Men bottle up their problems for fear of being ridiculed

A man’s coping mechanism is to repress the issue and pretend that everything is okay. 

Photo credit: Nation Media Group

What you need to know:

  • The greatest fear for most men, says Mbevi, is the fear of failure.
  • “If a man fears that he may fail, he would rather not try at all – banish this fear, be determined to overcome what you’re going through.”

The heartbreaking video of Kenya’s Daniel Adongo, the former rugby player who would go on to play for the NFL was bound to elicit lots of debate. It showed the talented young man smoking marijuana, looking disheveled and unwell, a far cry from the impressive sportsman that had the world on the palm of his hand just a few years ago.

The debate would turn to what some claimed was the inability of men to share their problems, a factor that led to depression, a debate that went on for the better part of Friday and Saturday last week when Ciku Mururi, a former radio presenter, wondered, on her Facebook page, whether men talked about their problems like women did.

Who do men talk to?

She wrote, “Who do you talk to when your wife is cheating on you? Who do share with when you have no money? Not your friends. They are there for sports and deals. You will never let them see you cry. Who do you talk to if you feel broken?”

Pastor Simon Mbevi would probably be the best person to answer these questions considering the fact that he has counselled thousands of Kenyan men going through a variety of challenges for years now. Mbevi is the man behind a men’s program known as Man Enough that was launched in 2012, and which had graduated over 20,000 men as of 2019. He says that generally, compared to women, men tend not to talk about their problems. He explains that it partly has to do with how they were brought up, how they were socialised.

Taught to be tough

“In our society, men are taught to be tough, they are told that a man does not cry or go announcing his problems, that a real man keeps his hurt and disappointment to himself - vulnerability, in a man, is viewed as weak, and so men would rather hide their struggles and troubles rather than talk about them,” he says, giving an example of when the Deputy President William Ruto was overcome by emotion and broke down and wept in public, an act that invited lots of ridicule from Kenyans who wondered what sought of man he was to show emotion associated with women.

Such reactions, points out Mbevi, is why most men find it difficult to open up even to their fellow men, men, he observes, generally do not feel safe enough to open up, but if they had a safe place where they felt comfortable enough to bare their souls, they would do it, a place where they will not feel judged.

He says, “The fact is that it is easier for a woman to get permission to break down and cry, a man would be judged and looked down on. Think about it, if you walked in and found your female boss crying, you would probably be empathetic and make an effort to find out what the problem is and how you can help her, but if you found your male boss with his head on the table crying, you’d be embarrassed and at a loss of what to do, even wonder what kind of man he is.”

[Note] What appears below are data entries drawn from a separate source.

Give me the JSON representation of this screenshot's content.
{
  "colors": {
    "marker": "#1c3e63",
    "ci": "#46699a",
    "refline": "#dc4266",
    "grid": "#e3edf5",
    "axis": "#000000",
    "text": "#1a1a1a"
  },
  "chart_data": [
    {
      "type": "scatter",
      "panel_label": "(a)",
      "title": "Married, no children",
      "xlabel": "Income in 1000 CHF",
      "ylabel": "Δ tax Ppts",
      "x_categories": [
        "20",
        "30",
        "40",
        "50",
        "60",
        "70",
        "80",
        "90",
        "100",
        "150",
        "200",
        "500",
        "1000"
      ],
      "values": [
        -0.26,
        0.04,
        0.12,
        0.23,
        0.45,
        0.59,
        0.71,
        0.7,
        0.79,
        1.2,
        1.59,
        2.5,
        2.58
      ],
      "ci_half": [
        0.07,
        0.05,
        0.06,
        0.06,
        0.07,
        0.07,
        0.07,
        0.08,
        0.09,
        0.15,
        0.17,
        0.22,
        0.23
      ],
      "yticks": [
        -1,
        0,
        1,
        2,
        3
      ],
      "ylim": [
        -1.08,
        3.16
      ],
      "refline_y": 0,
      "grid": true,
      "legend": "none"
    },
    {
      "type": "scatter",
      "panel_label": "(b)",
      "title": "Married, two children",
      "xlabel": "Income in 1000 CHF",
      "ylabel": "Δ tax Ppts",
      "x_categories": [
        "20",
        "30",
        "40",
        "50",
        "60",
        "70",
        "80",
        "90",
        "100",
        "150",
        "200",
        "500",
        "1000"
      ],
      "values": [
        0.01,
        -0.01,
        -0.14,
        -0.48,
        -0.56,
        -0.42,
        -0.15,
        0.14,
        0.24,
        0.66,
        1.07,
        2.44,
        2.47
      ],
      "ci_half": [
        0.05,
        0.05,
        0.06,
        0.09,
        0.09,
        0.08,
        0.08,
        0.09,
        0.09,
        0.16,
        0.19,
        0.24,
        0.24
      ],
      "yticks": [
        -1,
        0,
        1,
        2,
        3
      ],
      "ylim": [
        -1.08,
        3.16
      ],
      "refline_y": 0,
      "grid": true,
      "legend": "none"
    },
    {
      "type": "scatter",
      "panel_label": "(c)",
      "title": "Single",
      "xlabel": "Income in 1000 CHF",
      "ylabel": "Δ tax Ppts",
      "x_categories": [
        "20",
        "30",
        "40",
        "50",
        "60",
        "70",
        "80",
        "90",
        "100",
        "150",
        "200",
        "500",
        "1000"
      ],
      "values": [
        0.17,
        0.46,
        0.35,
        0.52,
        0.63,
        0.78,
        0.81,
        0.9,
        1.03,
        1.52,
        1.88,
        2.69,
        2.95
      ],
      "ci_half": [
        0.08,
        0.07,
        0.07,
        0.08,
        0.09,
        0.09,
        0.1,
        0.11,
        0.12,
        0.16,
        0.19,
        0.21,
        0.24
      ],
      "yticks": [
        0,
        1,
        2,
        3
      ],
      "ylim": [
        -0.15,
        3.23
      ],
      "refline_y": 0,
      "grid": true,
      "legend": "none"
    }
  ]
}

Men, he points out, are most likely to talk about general problems, say work-related issues or money problems, but are unlikely to talk about very personal ones such as sexual struggles, for instance low libido because such personal matters invite judgement on the person.

Coping mechanism

A man’s coping mechanism is to repress the issue and pretend that everything is okay, or project it on others through anger, violence, abusing alcohol and drugs and sex as a way of distracting himself from his problems.

But there is a way of coping, there is a way out. He calls it the ABCD.

The greatest fear for men

The first is to accept that what you are going through is a reality that others go through, that you are not the only one going through the challenge and that it is not a weakness. The second is to break free. Look for a way out. If it is alcoholism, find help, even if it takes finding a therapist to help you out. The third is community. Find a safe and supportive space made up of men that are going through a struggle, or that seek to be better men. When one man shares about their struggle, it emboldens others to share theirs, lightening the burden. Such groups also keep you accountable. The fourth is determination. The greatest fear for most men, says Mbevi, is the fear of failure.

“If a man fears that he may fail, he would rather not try at all – banish this fear, be determined to overcome what you’re going through.”